An einer OGS (Offene Ganztagsschule) gibt es die Nachmittagsbetreuung. Es gibt das Kinderorchester und die Kinder haben zweimal pro Woche Unterricht – einmal gruppenweise instrumental und das andere Mal alle zusammen im Orchester. Dann gibt es einen Konzerttermin, an dem es sitzen muss. Die Kinder wissen: „Ich bin Teil davon.“ Wir arbeiten gemeinsam auf das Ziel hin. Oft motivieren sich die Kinder gegenseitig, wenn sie merken: „Mein Nachbar kann das besser…“
Bei Erwachsenen hat jeder seine eigene Motivation. Mein ältester Schüler ist ein 65-jähriger Mann. Der war General in Moskau. Nach seiner Pensionierung wollte er Saxofon lernen. Ein Instrument zu lernen – dafür ist es nie zu spät.
Gibt es denn einen ultimativen musikalischen Tipp, den Christoph Müller jedem mit auf den Weg geben könntest, egal ob Kind, Erwachsener, Anfänger oder Fortgeschrittener?
Das ist eine schwierige Frage… Eine große Erkenntnis, die ich gewonnen habe: „Es gibt keine guten und bösen Tonarten.“ Es gibt keine Feinde. Fis-Dur ist nicht schwieriger als C-Dur. Jede Tonart ist gleich schwer. Viele Kinder und Musikanfänger bekommen das nicht optimal beigebracht. Man lernt zuerst C-Dur, das hat keine Vorzeichen. Dann kommen irgendwann G-Dur und F-Dur – und wenn man richtig gut ist, kommt man bis D-Dur. Nur die Profis können noch mehr Vorzeichen. (lacht)

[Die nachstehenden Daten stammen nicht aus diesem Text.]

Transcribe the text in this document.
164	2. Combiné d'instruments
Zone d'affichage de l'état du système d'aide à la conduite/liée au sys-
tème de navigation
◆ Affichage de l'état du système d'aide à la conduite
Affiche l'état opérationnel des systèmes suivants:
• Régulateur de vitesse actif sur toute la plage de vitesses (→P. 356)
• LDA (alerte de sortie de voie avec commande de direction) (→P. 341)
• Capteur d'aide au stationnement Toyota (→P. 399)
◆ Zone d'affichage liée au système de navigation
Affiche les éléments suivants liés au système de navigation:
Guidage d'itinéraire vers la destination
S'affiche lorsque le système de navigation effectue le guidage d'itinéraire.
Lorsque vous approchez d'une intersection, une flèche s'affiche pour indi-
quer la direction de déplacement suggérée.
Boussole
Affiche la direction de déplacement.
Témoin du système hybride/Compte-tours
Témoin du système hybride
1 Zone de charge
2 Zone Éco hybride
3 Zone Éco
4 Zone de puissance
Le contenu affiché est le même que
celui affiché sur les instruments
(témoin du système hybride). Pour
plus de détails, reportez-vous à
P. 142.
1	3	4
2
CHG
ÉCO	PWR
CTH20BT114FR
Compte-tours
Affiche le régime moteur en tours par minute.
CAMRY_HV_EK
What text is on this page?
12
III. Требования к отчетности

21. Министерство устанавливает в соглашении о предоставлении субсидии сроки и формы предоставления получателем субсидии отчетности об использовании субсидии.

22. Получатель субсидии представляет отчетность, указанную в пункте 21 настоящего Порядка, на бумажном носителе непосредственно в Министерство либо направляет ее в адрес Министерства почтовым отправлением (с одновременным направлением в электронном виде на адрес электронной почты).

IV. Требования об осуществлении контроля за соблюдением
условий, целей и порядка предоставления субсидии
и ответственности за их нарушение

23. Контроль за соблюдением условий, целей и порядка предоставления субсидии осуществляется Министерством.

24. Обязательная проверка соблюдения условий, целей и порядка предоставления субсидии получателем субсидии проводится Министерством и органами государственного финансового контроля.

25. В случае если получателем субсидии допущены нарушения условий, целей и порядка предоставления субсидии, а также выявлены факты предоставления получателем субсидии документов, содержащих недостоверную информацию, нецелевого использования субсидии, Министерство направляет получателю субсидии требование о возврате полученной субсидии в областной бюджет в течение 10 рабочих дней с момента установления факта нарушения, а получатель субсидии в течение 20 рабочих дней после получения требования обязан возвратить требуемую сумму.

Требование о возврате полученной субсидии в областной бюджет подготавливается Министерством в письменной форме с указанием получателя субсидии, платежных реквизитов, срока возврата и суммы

Eine weitere wichtige Sache ist der Takt, der Rhythmus. Ich empfehle, von Anfang an mit Metronom zu üben. Wie damals meine Kollegen vom Jugendjazzorchester gesagt haben: „Wenn es nicht swingt, ist eh alles Asche.“ Oder wie Sir Simon Rattle sagt: „Rhythm is it!“
Und Hören ist auch sehr wichtig. Man sollte nicht immer nur Noten lesen, sondern auch hören. Spielt mal nach Gehör! Als Jugendlicher habe ich oft das Radio angemacht und dazu gespielt. Und das geht! Warum geht das? Weil ich manchmal vorausahnen kann, was kommen wird. Heute weiß ich auch warum. Wenn ein Dominantseptakkord kommt, geht’s danach wieder zur Tonika. Das habe ich dann gelernt zu hören. Es gibt da nämlich nur drei Akkorde: die drei heiligen Akkorde Tonika, Subdominante und Dominante. Und die anderen sind dann Ableitungen davon. Die meiste Musik besteht daraus.